It often comes up as a challenge for faculty. At AUC and honestly everywhere. Students aren’t reading enough, or at all. Different people use different strategies, and I have asked some fundamental questions we need to ask our selves before we complain. But I thought it would be useful to ask students what encourages or discourages them from reading. So I asked my own students one day and took their permission to write it up. I’m posting a draft here on my blog, but will probably incorporate it into a Newsletter for my department and publish it there as well.
My class are mostly junior and senior Egyptian students who are relatively fluent in English, and come from diverse majors from engineering to psychology to business.
What encourages students to read
- Optional readings – having choice over which articles to read any given week (also occasionally having videos or podcasts)
- Relatable, relevant, interesting
- Short and to the point
- Divide the reading over time if it’s a long one
- Divide long reading over people and then let students share (also books)
- Students need to find the reading beneficial – if slides are sometimes enough, so why should they read the book?

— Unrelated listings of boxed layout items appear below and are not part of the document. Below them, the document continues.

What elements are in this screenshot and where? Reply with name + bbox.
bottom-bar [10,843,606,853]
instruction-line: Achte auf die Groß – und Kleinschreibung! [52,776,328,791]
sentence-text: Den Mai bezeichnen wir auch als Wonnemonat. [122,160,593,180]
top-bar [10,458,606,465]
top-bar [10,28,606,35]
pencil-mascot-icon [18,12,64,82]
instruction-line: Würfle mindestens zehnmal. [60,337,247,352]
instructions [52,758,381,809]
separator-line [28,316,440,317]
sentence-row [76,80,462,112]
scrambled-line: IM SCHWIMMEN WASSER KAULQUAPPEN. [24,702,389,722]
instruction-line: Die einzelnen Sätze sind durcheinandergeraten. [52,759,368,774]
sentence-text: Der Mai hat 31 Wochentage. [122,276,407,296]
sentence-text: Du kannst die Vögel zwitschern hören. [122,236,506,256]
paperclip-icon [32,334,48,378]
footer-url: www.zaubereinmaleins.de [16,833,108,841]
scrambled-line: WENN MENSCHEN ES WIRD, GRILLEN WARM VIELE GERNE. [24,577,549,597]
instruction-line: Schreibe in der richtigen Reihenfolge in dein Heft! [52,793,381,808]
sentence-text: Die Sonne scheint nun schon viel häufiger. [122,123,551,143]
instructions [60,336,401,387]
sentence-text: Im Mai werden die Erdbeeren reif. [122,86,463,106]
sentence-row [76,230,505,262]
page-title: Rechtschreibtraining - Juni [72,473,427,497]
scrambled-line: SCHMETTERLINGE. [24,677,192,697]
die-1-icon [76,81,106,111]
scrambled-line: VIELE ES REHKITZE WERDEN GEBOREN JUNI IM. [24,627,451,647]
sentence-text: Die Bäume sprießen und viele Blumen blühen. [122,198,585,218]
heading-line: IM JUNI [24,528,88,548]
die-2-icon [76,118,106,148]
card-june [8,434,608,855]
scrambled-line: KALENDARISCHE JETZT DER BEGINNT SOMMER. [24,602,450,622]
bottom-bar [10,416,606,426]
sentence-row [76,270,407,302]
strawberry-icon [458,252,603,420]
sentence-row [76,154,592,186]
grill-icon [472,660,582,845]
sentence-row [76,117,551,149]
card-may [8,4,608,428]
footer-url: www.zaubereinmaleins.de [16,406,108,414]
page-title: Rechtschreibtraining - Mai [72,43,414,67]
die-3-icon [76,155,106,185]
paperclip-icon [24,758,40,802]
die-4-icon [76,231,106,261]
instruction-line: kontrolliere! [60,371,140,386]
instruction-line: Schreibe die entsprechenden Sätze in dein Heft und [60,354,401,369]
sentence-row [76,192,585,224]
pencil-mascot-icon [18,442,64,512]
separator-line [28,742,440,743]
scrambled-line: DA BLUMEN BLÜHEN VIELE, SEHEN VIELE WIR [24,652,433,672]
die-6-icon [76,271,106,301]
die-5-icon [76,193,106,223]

- For some people (but not all) writing before discussion in class helps their thinking. Others disagree. One student told me that annotating via Hypothes.is helped her engage with the reading better than reading alone.
- Knowing the source is motivating for some students – less from textbooks, more popular, up to date sources (where it makes sense).
- Accessible language (although students know this is difficult in some courses)
What discourages students from reading
- Boring readings
- Long readings, little time to read them, complex with formulas
- They don’t like to be forced to read
- Sometimes other classes are too demanding so no time for reading in the others
- When readings are too dense, every week, and they are expected to take note of details
- If asked to write reflections – if too long, no time to read AND reflect – different professors mean different things by reflection. But see #7 in encouraging things.
- Students don’t like when they are required to reflect in writing and then readings do not get discussed in class.
- Repetition of tasks – different things to do each week – they prefer variery, one week, reading, once discussion, groups, variety.
- They don’t like being introduced to a totally new topic through a reading (if it is a course where it would be difficult to understand it on their own).
- If it is not a manageable amount of reading per class or per week
- Students don’t like graded reading quizzes before professor’s explanation because – what if they didn’t understand the reading? If memory based, how will they remember after one reading of it? Especially if professors are asking for very specific or very small detais like footnotes or such
- In general: Assessments that focus on one little thing that appears like on one paragraph you might have missed
- Entire books read by different students to present to others – readers who present may misunderstand something and pass the misunderstanding onto the rest of the class
Students also said: Professors think students learn like them. Different people learn in different ways, or take different time – so not all learning should come from reading or writing.
My quick reflection
I think one of the key things I realized when I asked students why they don’t read… is that the conversation between faculty is often “how do I make them read” rather than, “why aren’t they reading, and how can I encourage them to”.
Faculty solutions of doing quizzes, asking students to write or present…. are probably good ways to force them to read, but aren’t necessarily encouraging reading in the way we want it – if students don’t understand when they read on their own, they get frustraed with quizzes; especially if reading is complex or if the teacher asks about specific details. Writing reflections on a reading before class is helpful for some students, but for others, a big amount of reading and writing together means less time to focus on either, especially if the reading is difficult or complex.
For me, the most important thing is for students to feel a reading is interesting and beneficial, and that it gets discussed or used in class. Giving choices helps students decide which reading is most relevant or interesting to them. It also helps to vary sources – some can be video or audio, and being up to date seems to matter a lot to students also.